Standardized questionnaires were distributed to Chinese international travelers in departure lounges at international airports in Guangzhou, Beijing, Shanghai, Qingdao, and Nanjing. The data were entered into the Epidata 3.1 (Jens M. Lauritsen, Odense, Denmark) and analyzed by the SPSS 12.0 statistical package (SPSS Inc., Chicago, IL, USA).
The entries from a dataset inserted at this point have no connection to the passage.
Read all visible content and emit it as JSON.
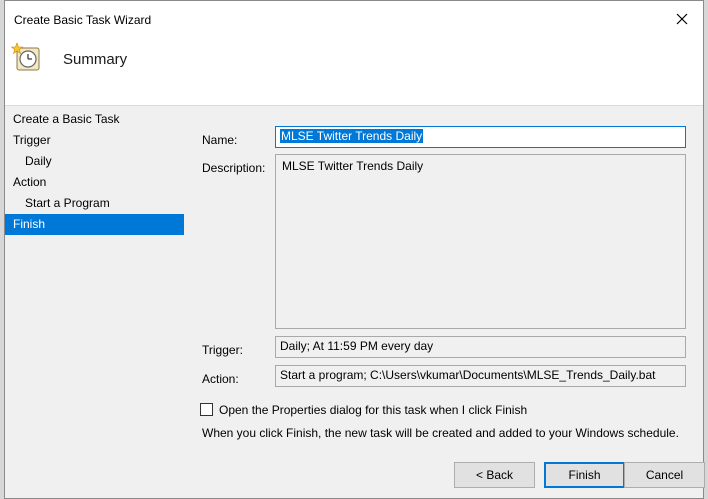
{
  "window": {
    "title": "Create Basic Task Wizard"
  },
  "header": {
    "title": "Summary",
    "icon": "task-scheduler-icon"
  },
  "steps": [
    {
      "label": "Create a Basic Task"
    },
    {
      "label": "Trigger"
    },
    {
      "label": "Daily"
    },
    {
      "label": "Action"
    },
    {
      "label": "Start a Program"
    },
    {
      "label": "Finish"
    }
  ],
  "form": {
    "name_label": "Name:",
    "name_value": "MLSE Twitter Trends Daily",
    "description_label": "Description:",
    "description_value": "MLSE Twitter Trends Daily",
    "trigger_label": "Trigger:",
    "trigger_value": "Daily; At 11:59 PM every day",
    "action_label": "Action:",
    "action_value": "Start a program; C:\\Users\\vkumar\\Documents\\MLSE_Trends_Daily.bat"
  },
  "checkbox": {
    "label": "Open the Properties dialog for this task when I click Finish",
    "checked": false
  },
  "info_text": "When you click Finish, the new task will be created and added to your Windows schedule.",
  "buttons": {
    "back": "< Back",
    "finish": "Finish",
    "cancel": "Cancel"
  },
  "colors": {
    "selection": "#0078d7",
    "focus_border": "#0078d7"
  }
}
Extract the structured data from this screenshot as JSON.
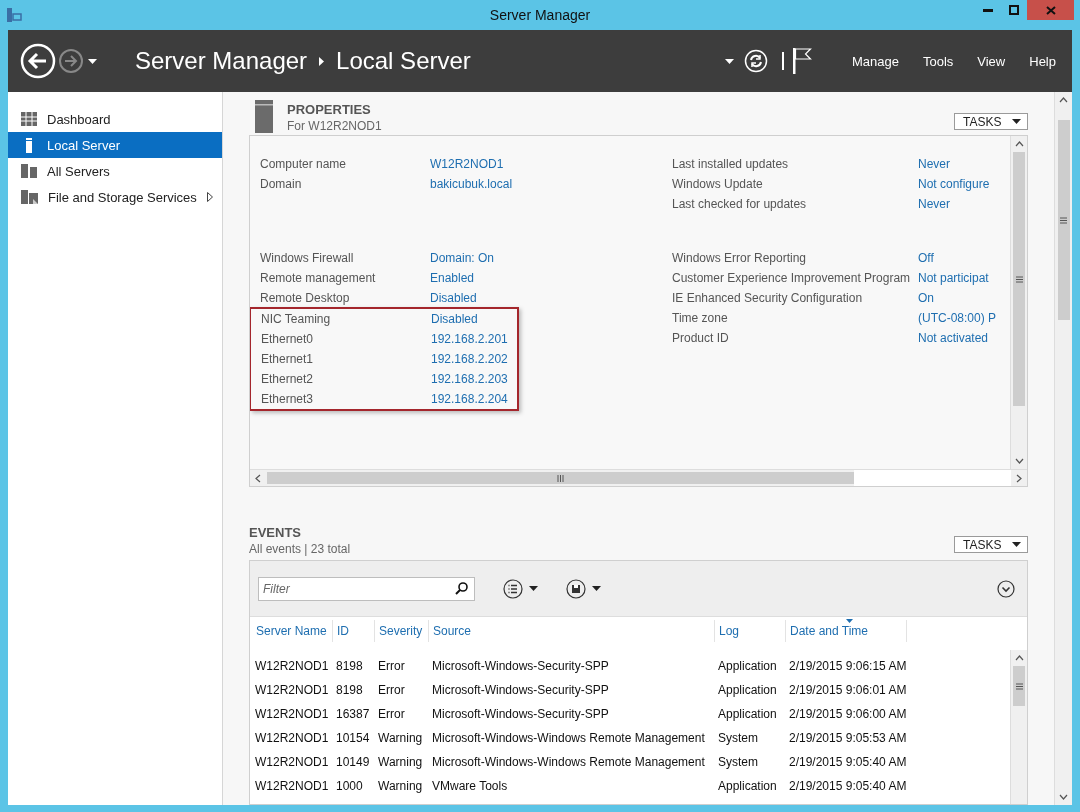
{
  "window": {
    "title": "Server Manager"
  },
  "header": {
    "breadcrumb": [
      "Server Manager",
      "Local Server"
    ],
    "menu": [
      "Manage",
      "Tools",
      "View",
      "Help"
    ]
  },
  "sidebar": {
    "items": [
      {
        "kind": "dashboard",
        "label": "Dashboard",
        "selected": false,
        "submenu": false
      },
      {
        "kind": "server",
        "label": "Local Server",
        "selected": true,
        "submenu": false
      },
      {
        "kind": "servers",
        "label": "All Servers",
        "selected": false,
        "submenu": false
      },
      {
        "kind": "storage",
        "label": "File and Storage Services",
        "selected": false,
        "submenu": true
      }
    ]
  },
  "properties": {
    "title": "PROPERTIES",
    "subtitle": "For W12R2NOD1",
    "tasks": "TASKS",
    "blocks": [
      {
        "left": [
          {
            "label": "Computer name",
            "value": "W12R2NOD1",
            "highlighted": false
          },
          {
            "label": "Domain",
            "value": "bakicubuk.local",
            "highlighted": false
          }
        ],
        "right": [
          {
            "label": "Last installed updates",
            "value": "Never"
          },
          {
            "label": "Windows Update",
            "value": "Not configure"
          },
          {
            "label": "Last checked for updates",
            "value": "Never"
          }
        ]
      },
      {
        "left": [
          {
            "label": "Windows Firewall",
            "value": "Domain: On",
            "highlighted": false
          },
          {
            "label": "Remote management",
            "value": "Enabled",
            "highlighted": false
          },
          {
            "label": "Remote Desktop",
            "value": "Disabled",
            "highlighted": false
          },
          {
            "label": "NIC Teaming",
            "value": "Disabled",
            "highlighted": true
          },
          {
            "label": "Ethernet0",
            "value": "192.168.2.201",
            "highlighted": true
          },
          {
            "label": "Ethernet1",
            "value": "192.168.2.202",
            "highlighted": true
          },
          {
            "label": "Ethernet2",
            "value": "192.168.2.203",
            "highlighted": true
          },
          {
            "label": "Ethernet3",
            "value": "192.168.2.204",
            "highlighted": true
          }
        ],
        "right": [
          {
            "label": "Windows Error Reporting",
            "value": "Off"
          },
          {
            "label": "Customer Experience Improvement Program",
            "value": "Not participat"
          },
          {
            "label": "IE Enhanced Security Configuration",
            "value": "On"
          },
          {
            "label": "Time zone",
            "value": "(UTC-08:00) P"
          },
          {
            "label": "Product ID",
            "value": "Not activated"
          }
        ]
      }
    ]
  },
  "events": {
    "title": "EVENTS",
    "subtitle": "All events | 23 total",
    "tasks": "TASKS",
    "filter": {
      "placeholder": "Filter"
    },
    "columns": [
      {
        "label": "Server Name",
        "sorted": false
      },
      {
        "label": "ID",
        "sorted": false
      },
      {
        "label": "Severity",
        "sorted": false
      },
      {
        "label": "Source",
        "sorted": false
      },
      {
        "label": "Log",
        "sorted": false
      },
      {
        "label": "Date and Time",
        "sorted": true
      }
    ],
    "rows": [
      [
        "W12R2NOD1",
        "8198",
        "Error",
        "Microsoft-Windows-Security-SPP",
        "Application",
        "2/19/2015 9:06:15 AM"
      ],
      [
        "W12R2NOD1",
        "8198",
        "Error",
        "Microsoft-Windows-Security-SPP",
        "Application",
        "2/19/2015 9:06:01 AM"
      ],
      [
        "W12R2NOD1",
        "16387",
        "Error",
        "Microsoft-Windows-Security-SPP",
        "Application",
        "2/19/2015 9:06:00 AM"
      ],
      [
        "W12R2NOD1",
        "10154",
        "Warning",
        "Microsoft-Windows-Windows Remote Management",
        "System",
        "2/19/2015 9:05:53 AM"
      ],
      [
        "W12R2NOD1",
        "10149",
        "Warning",
        "Microsoft-Windows-Windows Remote Management",
        "System",
        "2/19/2015 9:05:40 AM"
      ],
      [
        "W12R2NOD1",
        "1000",
        "Warning",
        "VMware Tools",
        "Application",
        "2/19/2015 9:05:40 AM"
      ]
    ]
  }
}
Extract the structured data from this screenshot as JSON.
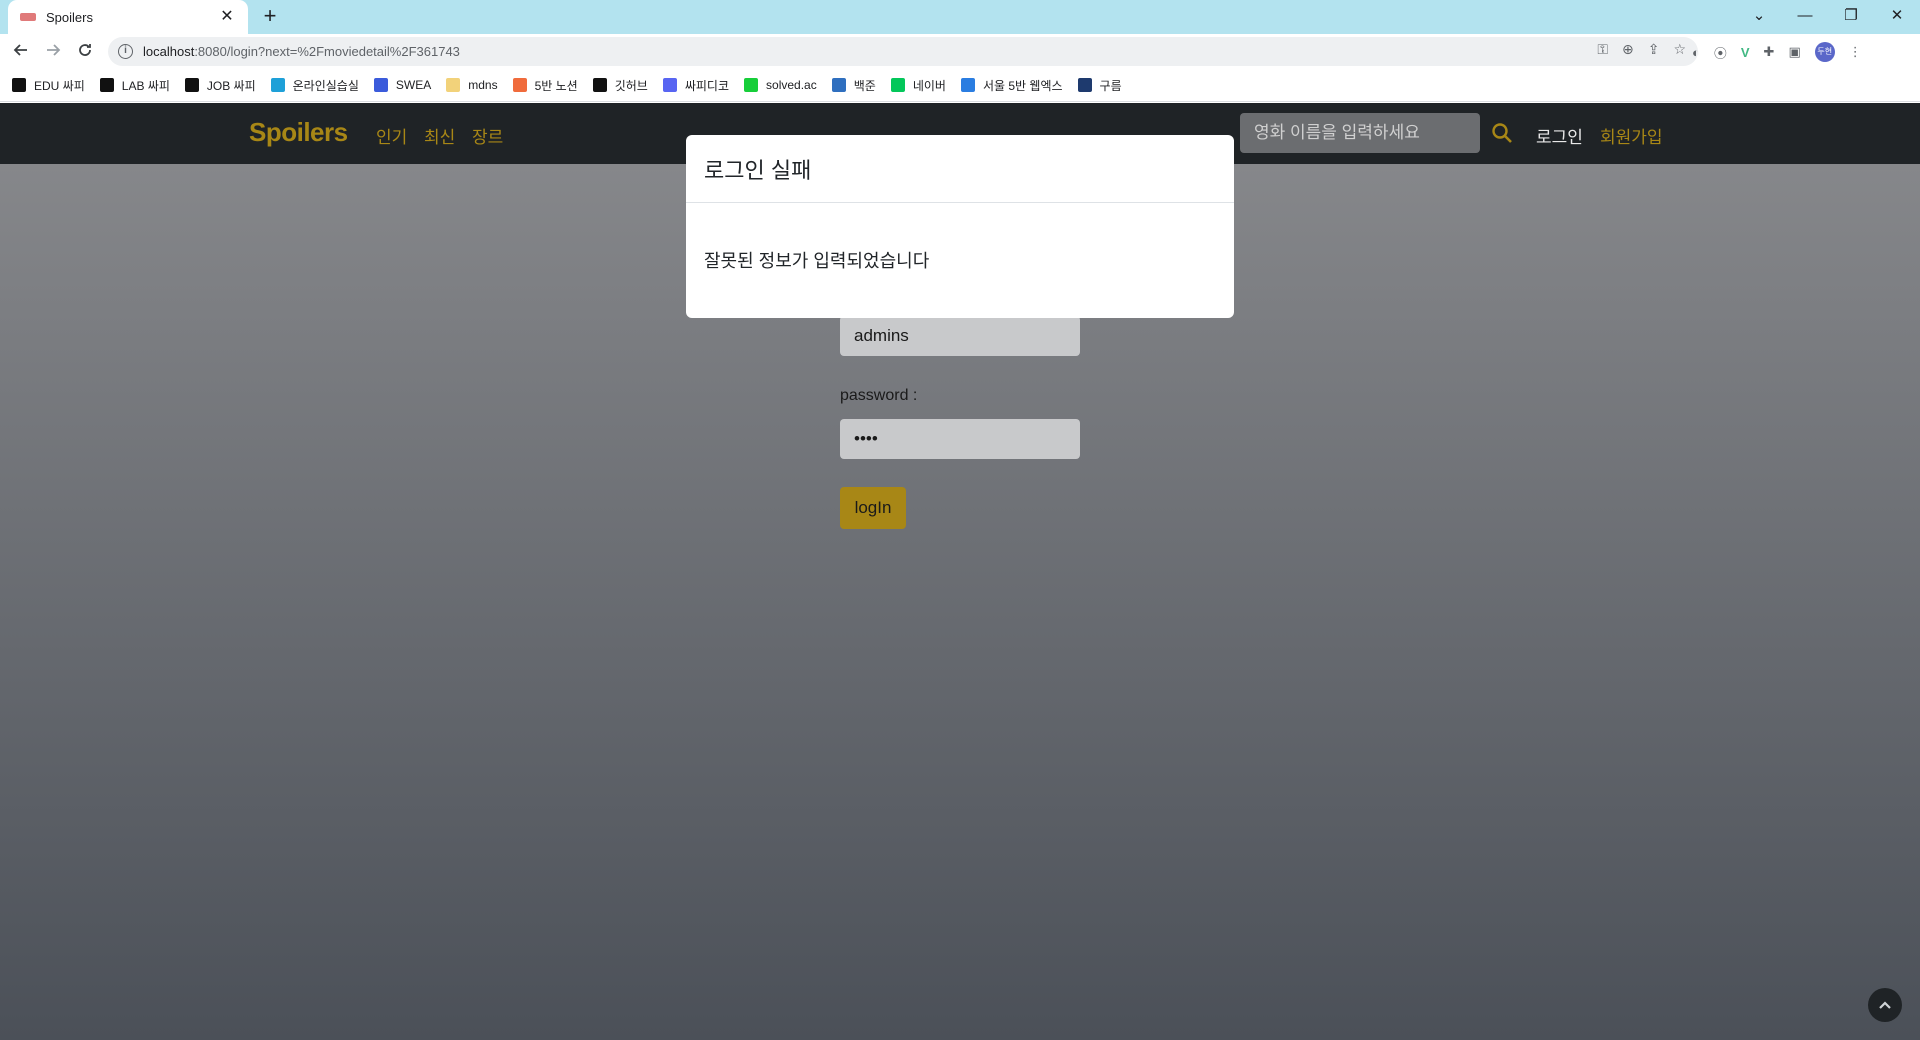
{
  "browser": {
    "tab_title": "Spoilers",
    "tab_close": "✕",
    "new_tab": "+",
    "url_host": "localhost",
    "url_rest": ":8080/login?next=%2Fmoviedetail%2F361743",
    "window_controls": {
      "minimize": "—",
      "restore": "❐",
      "close": "✕",
      "tabs_menu": "⌄"
    },
    "avatar_text": "두현"
  },
  "bookmarks": [
    {
      "label": "EDU 싸피",
      "color": "#111111"
    },
    {
      "label": "LAB 싸피",
      "color": "#111111"
    },
    {
      "label": "JOB 싸피",
      "color": "#111111"
    },
    {
      "label": "온라인실습실",
      "color": "#1ea0d8"
    },
    {
      "label": "SWEA",
      "color": "#3b5bdb"
    },
    {
      "label": "mdns",
      "color": "#f2d27a"
    },
    {
      "label": "5반 노션",
      "color": "#f06b3c"
    },
    {
      "label": "깃허브",
      "color": "#111111"
    },
    {
      "label": "싸피디코",
      "color": "#5865f2"
    },
    {
      "label": "solved.ac",
      "color": "#17ce3a"
    },
    {
      "label": "백준",
      "color": "#2f6fbf"
    },
    {
      "label": "네이버",
      "color": "#03c75a"
    },
    {
      "label": "서울 5반 웹엑스",
      "color": "#2a7de1"
    },
    {
      "label": "구름",
      "color": "#1e3a6e"
    }
  ],
  "site": {
    "brand": "Spoilers",
    "nav": {
      "popular": "인기",
      "latest": "최신",
      "genre": "장르"
    },
    "search_placeholder": "영화 이름을 입력하세요",
    "login_link": "로그인",
    "signup_link": "회원가입"
  },
  "login_form": {
    "username_value": "admins",
    "password_label": "password :",
    "password_value": "••••",
    "submit_label": "logIn"
  },
  "modal": {
    "title": "로그인 실패",
    "message": "잘못된 정보가 입력되었습니다"
  },
  "colors": {
    "accent": "#a88716",
    "navbar": "#1f2326",
    "tabbar": "#b3e3ef"
  }
}
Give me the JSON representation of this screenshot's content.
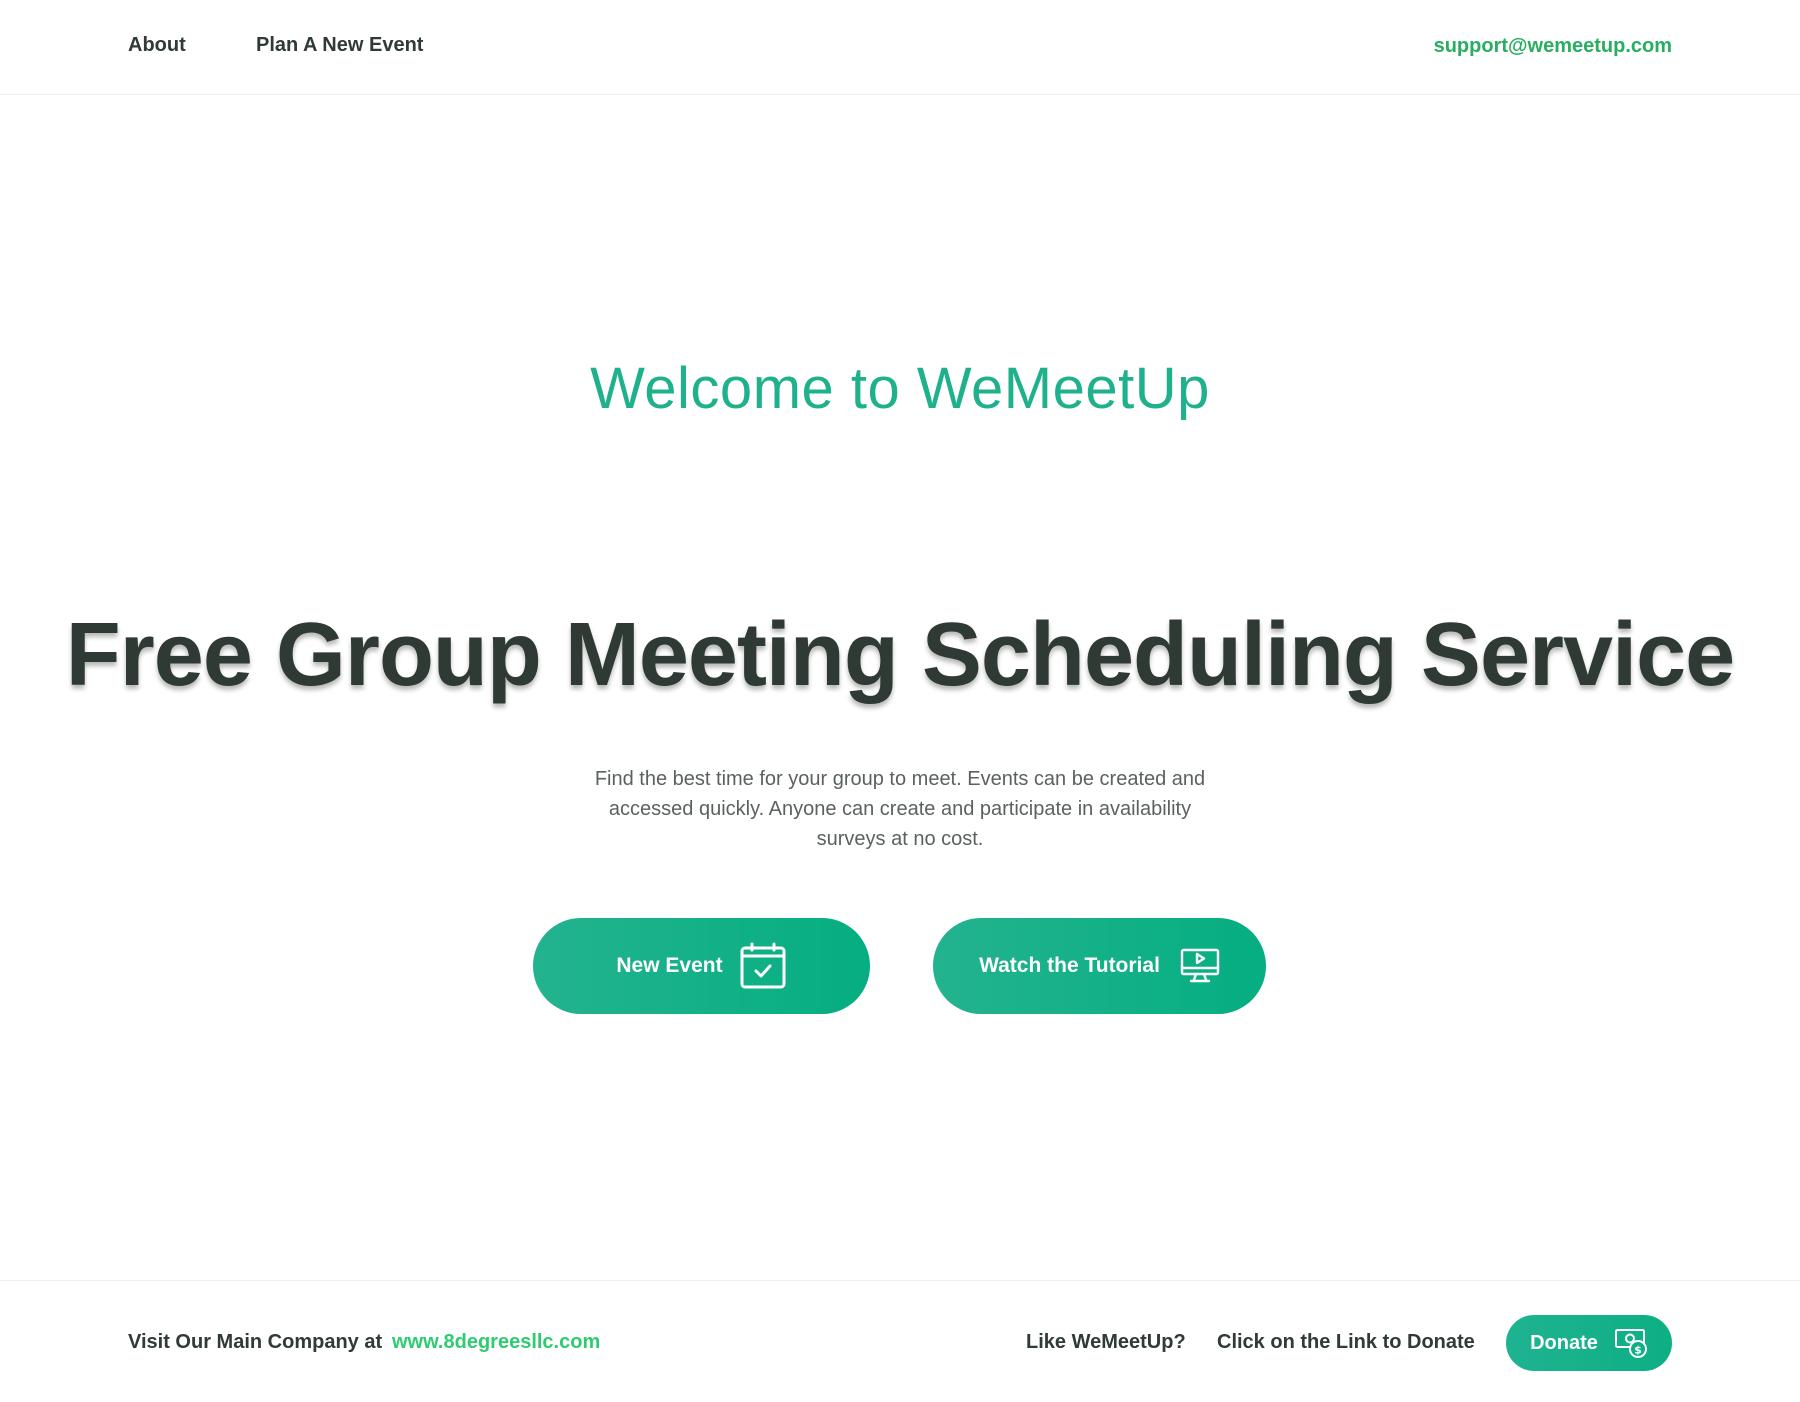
{
  "header": {
    "nav_about": "About",
    "nav_plan": "Plan A New Event",
    "support_email": "support@wemeetup.com"
  },
  "hero": {
    "welcome": "Welcome to WeMeetUp",
    "headline": "Free Group Meeting Scheduling Service",
    "description": "Find the best time for your group to meet. Events can be created and accessed quickly. Anyone can create and participate in availability surveys at no cost."
  },
  "buttons": {
    "new_event": "New Event",
    "new_event_icon": "calendar-check-icon",
    "tutorial": "Watch the Tutorial",
    "tutorial_icon": "monitor-play-icon"
  },
  "footer": {
    "visit_text": "Visit Our Main Company at",
    "company_link": "www.8degreesllc.com",
    "like_text": "Like WeMeetUp?",
    "click_text": "Click on the Link to Donate",
    "donate_label": "Donate",
    "donate_icon": "money-dollar-icon"
  },
  "colors": {
    "accent": "#1fb08c",
    "button_gradient_start": "#23b38f",
    "button_gradient_end": "#05ae81",
    "link_green": "#27ae60",
    "text_dark": "#2f3b34"
  }
}
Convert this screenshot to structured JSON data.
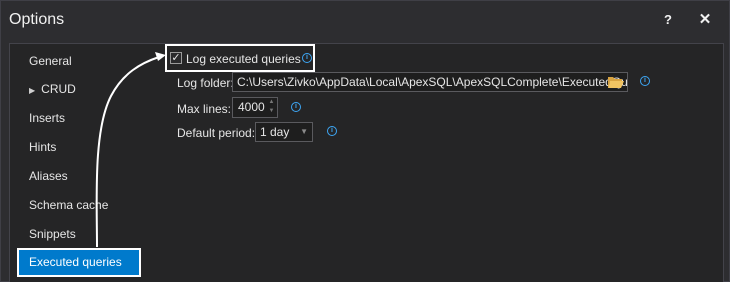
{
  "window": {
    "title": "Options",
    "help_label": "?",
    "close_label": "✕"
  },
  "sidebar": {
    "items": [
      {
        "label": "General",
        "expandable": false,
        "selected": false
      },
      {
        "label": "CRUD",
        "expandable": true,
        "selected": false
      },
      {
        "label": "Inserts",
        "expandable": false,
        "selected": false
      },
      {
        "label": "Hints",
        "expandable": false,
        "selected": false
      },
      {
        "label": "Aliases",
        "expandable": false,
        "selected": false
      },
      {
        "label": "Schema cache",
        "expandable": false,
        "selected": false
      },
      {
        "label": "Snippets",
        "expandable": false,
        "selected": false
      },
      {
        "label": "Executed queries",
        "expandable": false,
        "selected": true
      }
    ]
  },
  "settings": {
    "log_executed_queries": {
      "label": "Log executed queries",
      "checked": true
    },
    "log_folder": {
      "label": "Log folder:",
      "value": "C:\\Users\\Zivko\\AppData\\Local\\ApexSQL\\ApexSQLComplete\\ExecutedQueries"
    },
    "max_lines": {
      "label": "Max lines:",
      "value": "4000"
    },
    "default_period": {
      "label": "Default period:",
      "value": "1 day"
    }
  },
  "icons": {
    "info": "info-icon",
    "folder": "folder-open-icon",
    "caret": "chevron-down-icon",
    "check": "check-icon",
    "expand": "triangle-right-icon"
  },
  "colors": {
    "accent": "#007acc",
    "info": "#3da7f5",
    "background": "#2d2d30",
    "panel": "#252526",
    "highlight_frame": "#ffffff"
  }
}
Overall 2,495 completed questionnaires were collected from departing Chinese passengers; 1,573 were contributed by travelers who were going to malaria risk countries. More than half of all travelers spent less than 7 days to organize their trip abroad. Pre-travel medical advice was sought by 998 travelers (40.0%), 65.1% of them did so for 1-7 days before departure. Only 4.0% travelers received their knowledge from travel health providers. Among 389 travelers who were going to high malaria risk countries, only 18.0% realized that there is a high malaria risk in sub-Saharan Africa. Most travelers going to risk areas knew about personal protection measures against mosquito bites, but only 21.4% and 12.1% carried mosquito repellents or insecticides, respectively. Only 18.7% of the 1,573 potentially exposed travelers carried malaria tablets, all of them for self-treatment, none for prophylaxis.
KAP about malaria among exposed Chinese travelers is far from satisfactory. To reduce the rate of imported malaria, specific educational tools should be developed for those at high risk to make them understand and become compliant with chemoprophylaxis.